Каждую деревеньку государь изучил. Каждую пядь земли на всю жизнь, кажется, запомнил. Дотошно воевали, иного слова не подберёшь. Дотошно. День за днём. Но тут сложилось всё куда как удачно. У шведов во всём недостаток. В строю не более тридцати тысяч. У наших снабжение полное, да под ружьём пятьдесят тысяч.
Ворсклу перешли, где Ренне и Аларт переходили. В лагере укреплённом расположились у той же деревни Петровки. Передохнули — ещё версты на три к Полтаве продвинулись и снова окопались.
Каролус заволновался. Узнал, что государь русский ещё и новых подкреплений ждёт. Снова своих на штурм Полтавы кинул. Уж на что люди измотались, изголодались — устояли! День целый отбивались. Одного уразуметь не могли, почему русская армия вдали держалась. Три версты — не бросок: могли на помощь прийти. Не пришли.
Зато шведский король ещё раз просчитался. В окопах около Полтавы оставил самую небольшую часть войск. А все остальные с севера Полтавы в два часа ночи 27 июня двинул против русских. Всего солдат тысяч двадцать пять при четырёх орудиях. Конница вроде бы и прорвалась, да сильным огнём русских была смята. К утру освободили Полтаву, а в девять утра государь двинул вперёд всю армию.
Схватились по всему фронту жарко, да коротко. В одиннадцать утра от шведской армии и помину не осталось: толпой бежали напролом, неизвестно куда, неизвестно зачем. И то сказать, оба монарха себя щадить не стали. Под Каролусом носилки ядром вдребезги разбило. Все драбанты вокруг короля были перебиты. Государю три пули досталось: одна шляпу пробила, другая в крест на груди попала, третью в арчаке седла нашли.
Потери — без них на войне не обходится. Наших полегло четыре с половиной тысячи, шведов в три раза больше — если с пленными считать.
А шведов гнали до деревни Переволочны. Тут уж конец их военной славе окончательно положили. Одолели!
* * *
Екатерина Алексеевна, В. М. Арсеньева
Время бы в Воробьёве пожить, да как государыне царевне сказать. Сама туда частенько ездит. Одна любит оставаться, а нахлебниц своих и не думает с места подымать. И то сказать, тут тебе и девицы Арсеньевы который год неотлучно при Наталье Алексеевне. Тут тебе и сестра меншиковская. О себе Катерина и не поминает. Умеет быть тише воды, ниже травы.
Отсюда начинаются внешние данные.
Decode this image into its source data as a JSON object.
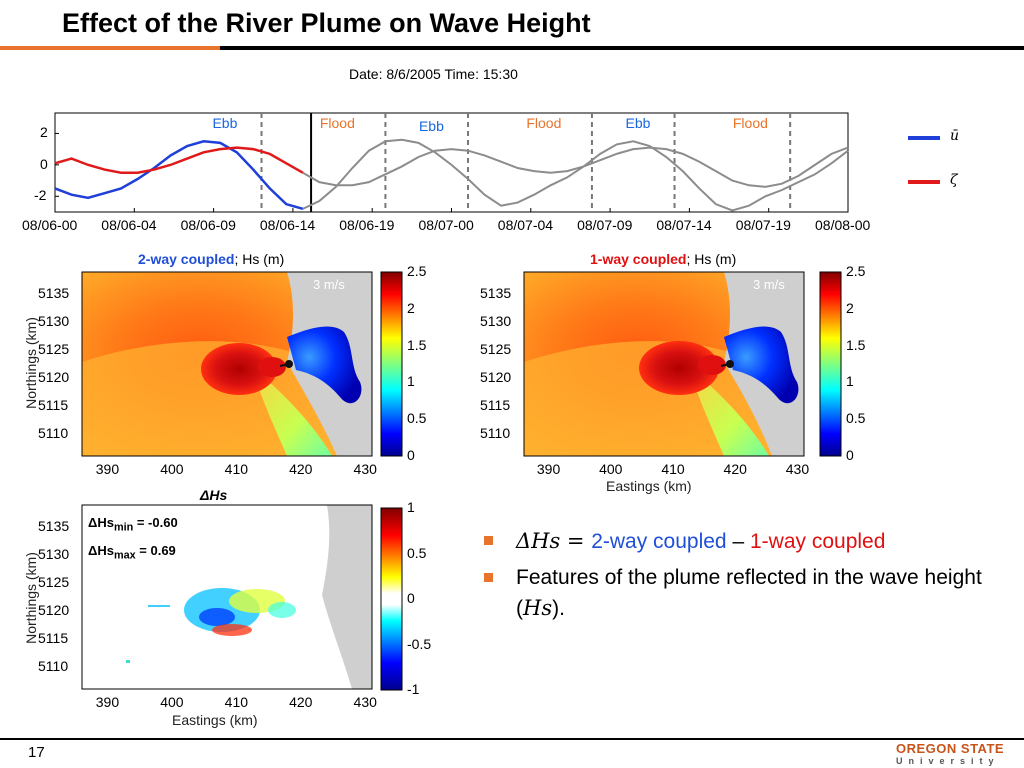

Ей бы хоть в Красное село из Преображенского выбраться. Нравится там — на Литву похоже. Дома весёлые. С крыльцами затейливыми. Ворота везде отбором стоят — народ друг к другу в гости ездит. Прислуга да челядь целыми днями туда-сюда снуют. Разносчики со всяким товаром мелькают...
— По воскресеньям и вовсе гулянье целое — из Москвы приезжают семьями. Пруд огромный — что твоё озеро. Деревья кругом раскидистые. Шалаши с товарами раскинуты. Музыканты бродячие. Потешники. На праздники балаганы просторные.
У государыни царевны свой двор. У господина Меншикова тоже. Говорят, государь Пётр Алексеевич эти места смолоду жаловал. Под парусом на лодках хаживал. Так то детская потеха. Теперь не то.
— Никак посмурнела, Катеринушка? Обидел кто?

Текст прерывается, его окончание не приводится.